The compression process defines an 8x8 quantization matrix. Divide the corresponding entry in the DCT coefficients by the value in the quantization matrix. Because this is integer division, the small values will go to zero. Long runs of zero values are combined using run-length compression. The more consecutive zeros you get, the better the compression.
Generally, the quantization values are much higher at the lower left than in the upper right. You try to force these DCT coefficients to be zero unless they are very large.
This is where much of the loss (not all of it though) comes from in JPEG.
The trade off is to get as many zeros as you can without noticeably degrading the image.
The choice of quantization matrices is the major factor in compression. Most JPEG libraries present a "quality" setting to the user. This translates into the selection of a quantization matrices in the encoder. If someone could devise better quantization matrices, you could get better compression.

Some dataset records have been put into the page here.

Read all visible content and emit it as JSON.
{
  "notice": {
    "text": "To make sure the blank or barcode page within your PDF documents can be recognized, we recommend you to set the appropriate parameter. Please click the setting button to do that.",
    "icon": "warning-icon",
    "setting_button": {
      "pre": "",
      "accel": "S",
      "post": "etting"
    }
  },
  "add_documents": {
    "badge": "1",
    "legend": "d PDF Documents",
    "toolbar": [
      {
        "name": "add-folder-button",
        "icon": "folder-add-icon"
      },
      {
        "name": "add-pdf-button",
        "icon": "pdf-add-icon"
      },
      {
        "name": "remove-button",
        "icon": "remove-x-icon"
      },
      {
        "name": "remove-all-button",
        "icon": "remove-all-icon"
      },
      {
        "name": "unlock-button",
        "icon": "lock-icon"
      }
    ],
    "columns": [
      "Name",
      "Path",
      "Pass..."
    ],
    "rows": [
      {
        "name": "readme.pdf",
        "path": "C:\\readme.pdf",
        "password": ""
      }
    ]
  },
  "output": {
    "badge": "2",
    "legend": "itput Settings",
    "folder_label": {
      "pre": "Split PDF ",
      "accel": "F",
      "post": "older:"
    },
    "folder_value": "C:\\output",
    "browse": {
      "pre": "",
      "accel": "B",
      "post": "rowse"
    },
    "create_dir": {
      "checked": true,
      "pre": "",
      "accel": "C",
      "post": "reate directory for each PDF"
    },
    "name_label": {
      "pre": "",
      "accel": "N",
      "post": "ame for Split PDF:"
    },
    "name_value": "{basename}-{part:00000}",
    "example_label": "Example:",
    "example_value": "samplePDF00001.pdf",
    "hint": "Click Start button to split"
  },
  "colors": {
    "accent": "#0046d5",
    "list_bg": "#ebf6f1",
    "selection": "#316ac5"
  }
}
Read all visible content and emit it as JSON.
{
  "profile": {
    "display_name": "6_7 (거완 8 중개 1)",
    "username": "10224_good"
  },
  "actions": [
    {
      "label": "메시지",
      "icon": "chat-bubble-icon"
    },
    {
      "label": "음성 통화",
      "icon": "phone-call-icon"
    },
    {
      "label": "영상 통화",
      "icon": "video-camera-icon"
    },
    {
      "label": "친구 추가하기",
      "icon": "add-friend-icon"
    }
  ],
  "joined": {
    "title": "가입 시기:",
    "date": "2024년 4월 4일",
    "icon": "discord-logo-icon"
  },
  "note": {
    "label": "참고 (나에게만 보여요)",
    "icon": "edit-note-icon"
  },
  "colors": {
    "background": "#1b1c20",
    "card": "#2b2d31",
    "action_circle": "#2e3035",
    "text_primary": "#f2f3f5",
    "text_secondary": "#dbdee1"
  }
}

This book explains the JPEG process in plain English:
http://www.amazon.com/Compressed-Image-File-Formats-JPEG/dp/0201604434/ref=sr_1_1?ie=UTF8&qid=1394252187&sr=8-1&keywords=0201604434
JPEG provides you multiple options. E.g. you can use standard Huffman tables or you can generate Huffman tables optimal for a specific image. The same goes for quantization tables. You can also switch to using arithmetic coding instead of Huffman coding for entropy encoding. The patents covering arithmetic coding as used in JPEG have expired. All of these options are lossless (no additional loss of data). One of the options used by Mozilla is instead of using baseline JPEG compression they use progressive JPEG compression. You can play with how many frequencies you have in each scan (SS, spectral selection) as well as number of bits used for each frequency (SA, successive approximation). Consecutive scans will have additional frequencies and or addition bits for each frequency. Again all of these different options are lossless. For the standard images used for JPEG switching to progressive encoding improved compression from 41 KB per image to 37 KB. But that is just for one setting of SS and SA. Given the speed of computers today you could automatically try many many different options and choose the best one.
Although hardly used the original JPEG standard had a lossless mode. There were 7 different choices for predictors. Today you would compress using each of the 7 choices and pick the best one. Use the same principle for what I outlined above. And remember non of them encounter additional loss of data. Switching between them is lossless.